Last year, Jan became an "empty nester" after her youngest daughter traveled to Thailand to become an exchange student. She wanted to do something in the community and saw a TED Talk about urban agriculture.

Jan Newman and Grow Palmer volunteers plant seedlings at Edible Park, in Palmer. Photo by Tracy Kalytiak

Jan Newman and Grow Palmer volunteers plant seedlings at Edible Park, in Palmer. Photo by Tracy Kalytiak

"It seemed to be a perfect idea for me and for Palmer," she said.

Jan approached Palmer's mayor, DeLena Johnson, as well as the city gardener, director of public works and the city manager and obtained a letter of support that helped her new organization, Grow Palmer, obtain a $6,000 Mat-Su Health Foundation grant and another $2,500 from local businesses. She planted edible gardens at two places in Palmer and used signs to encourage people to harvest the food.

"People tend to think public plantings are hands-off, no touching," she said. "I heard a woman say, 'Do you think they really mean it?' Everybody caught on and by the end of the year we harvested what remained, celery and parsley, which we donated."

This year, Jan won a $15,000 grant from Mat-Su Health Foundation, a matching grant from the Mat-Su Borough and a grant from Valley Garden Club, as well as support from Matanuska Valley Federal Credit Union, Sustainable Design Group and donations of plants from home gardeners, for Edible Park, a garden of vegetables and edible flowers to be planted in a lot behind Palmer's Salvation Army building.

Grow Palmer volunteers built Edible Park's garden boxes, filled them with Susitna Organics soil and planted stripe and checkerboard patterns of seedlings.
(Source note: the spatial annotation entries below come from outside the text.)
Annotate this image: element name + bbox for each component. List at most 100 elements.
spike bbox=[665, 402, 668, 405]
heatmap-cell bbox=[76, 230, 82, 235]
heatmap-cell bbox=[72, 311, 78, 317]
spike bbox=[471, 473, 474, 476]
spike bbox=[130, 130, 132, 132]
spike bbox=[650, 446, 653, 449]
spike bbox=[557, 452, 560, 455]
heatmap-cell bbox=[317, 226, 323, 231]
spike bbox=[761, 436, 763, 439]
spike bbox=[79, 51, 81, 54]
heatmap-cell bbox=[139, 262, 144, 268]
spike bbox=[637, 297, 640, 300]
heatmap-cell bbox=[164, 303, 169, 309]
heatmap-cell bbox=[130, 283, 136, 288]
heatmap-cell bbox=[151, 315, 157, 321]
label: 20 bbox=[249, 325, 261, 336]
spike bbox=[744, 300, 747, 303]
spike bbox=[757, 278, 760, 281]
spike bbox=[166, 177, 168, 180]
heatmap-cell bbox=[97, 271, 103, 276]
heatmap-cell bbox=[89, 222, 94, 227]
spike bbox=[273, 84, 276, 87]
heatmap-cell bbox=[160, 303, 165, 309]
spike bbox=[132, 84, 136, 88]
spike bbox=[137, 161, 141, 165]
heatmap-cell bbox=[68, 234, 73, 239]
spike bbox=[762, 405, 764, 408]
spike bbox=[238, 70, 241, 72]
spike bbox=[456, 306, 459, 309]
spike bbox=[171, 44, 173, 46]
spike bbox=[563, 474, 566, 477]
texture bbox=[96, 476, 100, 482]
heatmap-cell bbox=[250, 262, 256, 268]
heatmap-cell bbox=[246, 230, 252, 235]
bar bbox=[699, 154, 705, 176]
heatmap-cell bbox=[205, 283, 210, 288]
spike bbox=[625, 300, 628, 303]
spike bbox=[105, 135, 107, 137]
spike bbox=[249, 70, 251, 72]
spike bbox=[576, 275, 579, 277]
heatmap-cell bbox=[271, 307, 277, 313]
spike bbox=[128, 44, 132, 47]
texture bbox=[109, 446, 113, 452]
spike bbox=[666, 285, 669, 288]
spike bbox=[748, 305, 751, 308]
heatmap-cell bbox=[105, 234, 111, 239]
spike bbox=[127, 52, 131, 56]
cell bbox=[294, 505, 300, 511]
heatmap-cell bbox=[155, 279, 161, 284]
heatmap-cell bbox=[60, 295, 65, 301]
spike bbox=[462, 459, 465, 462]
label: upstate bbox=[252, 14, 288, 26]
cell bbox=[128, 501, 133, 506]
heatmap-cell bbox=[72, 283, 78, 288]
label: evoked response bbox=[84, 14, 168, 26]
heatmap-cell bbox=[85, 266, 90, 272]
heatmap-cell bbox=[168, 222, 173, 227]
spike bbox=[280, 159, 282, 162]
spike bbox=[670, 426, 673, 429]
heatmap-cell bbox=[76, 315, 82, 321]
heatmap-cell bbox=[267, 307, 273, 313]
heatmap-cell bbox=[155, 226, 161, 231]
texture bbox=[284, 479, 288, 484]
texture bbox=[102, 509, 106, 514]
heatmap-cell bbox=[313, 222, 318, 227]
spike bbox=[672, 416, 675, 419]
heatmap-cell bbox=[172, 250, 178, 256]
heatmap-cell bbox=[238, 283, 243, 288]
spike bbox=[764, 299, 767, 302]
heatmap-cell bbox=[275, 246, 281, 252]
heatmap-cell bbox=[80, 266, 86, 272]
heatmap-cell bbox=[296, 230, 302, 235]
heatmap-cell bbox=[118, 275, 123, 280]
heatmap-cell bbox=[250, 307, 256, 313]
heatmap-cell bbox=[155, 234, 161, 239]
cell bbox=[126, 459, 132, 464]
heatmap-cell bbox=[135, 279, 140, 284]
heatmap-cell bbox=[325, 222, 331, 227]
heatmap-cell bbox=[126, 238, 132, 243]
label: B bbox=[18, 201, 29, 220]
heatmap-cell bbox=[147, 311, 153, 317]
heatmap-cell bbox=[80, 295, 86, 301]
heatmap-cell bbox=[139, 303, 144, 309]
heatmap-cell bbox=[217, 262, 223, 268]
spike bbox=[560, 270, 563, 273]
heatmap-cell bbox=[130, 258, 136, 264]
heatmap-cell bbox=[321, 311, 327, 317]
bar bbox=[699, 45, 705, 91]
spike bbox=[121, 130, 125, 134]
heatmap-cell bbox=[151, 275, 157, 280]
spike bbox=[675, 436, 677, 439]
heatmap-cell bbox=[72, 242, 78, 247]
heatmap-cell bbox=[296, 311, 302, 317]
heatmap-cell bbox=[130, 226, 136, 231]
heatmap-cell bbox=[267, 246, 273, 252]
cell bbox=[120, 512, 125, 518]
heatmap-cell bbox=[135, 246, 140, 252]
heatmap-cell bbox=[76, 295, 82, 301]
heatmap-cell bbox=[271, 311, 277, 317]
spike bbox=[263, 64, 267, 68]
Alaska Job Corps students crafted picnic tables, so passers-by can sit to eat the lettuce, chives, collards, nasturtiums, broccoli, cabbage and other veggies they snip with scissors leashed to the boxes. Signs by the beds instruct people how to harvest so the plants can continue to grow.

"When you work with community volunteers, you meet a breadth of people in a community that you never knew were there," Jan said. "A project takes on a momentum of its own [when] people are willing to take on parts. You can't have a rigid vision of what it's going to be-the community steers the project."

Jan plans to install a rain-catchment system for Edible Park this week. She says a market board in downtown Palmer gives information about where people can find local meat, eggs, honey, preserves and cheese.

Why are Edible Park and locally sourced food so important?

"Food is something everybody needs," Jan said. "It spans age, religion, culture, gender-we all eat, it's all inclusive. Alaska is highly dependent on outside sources of food. The more sustainability we create, the better."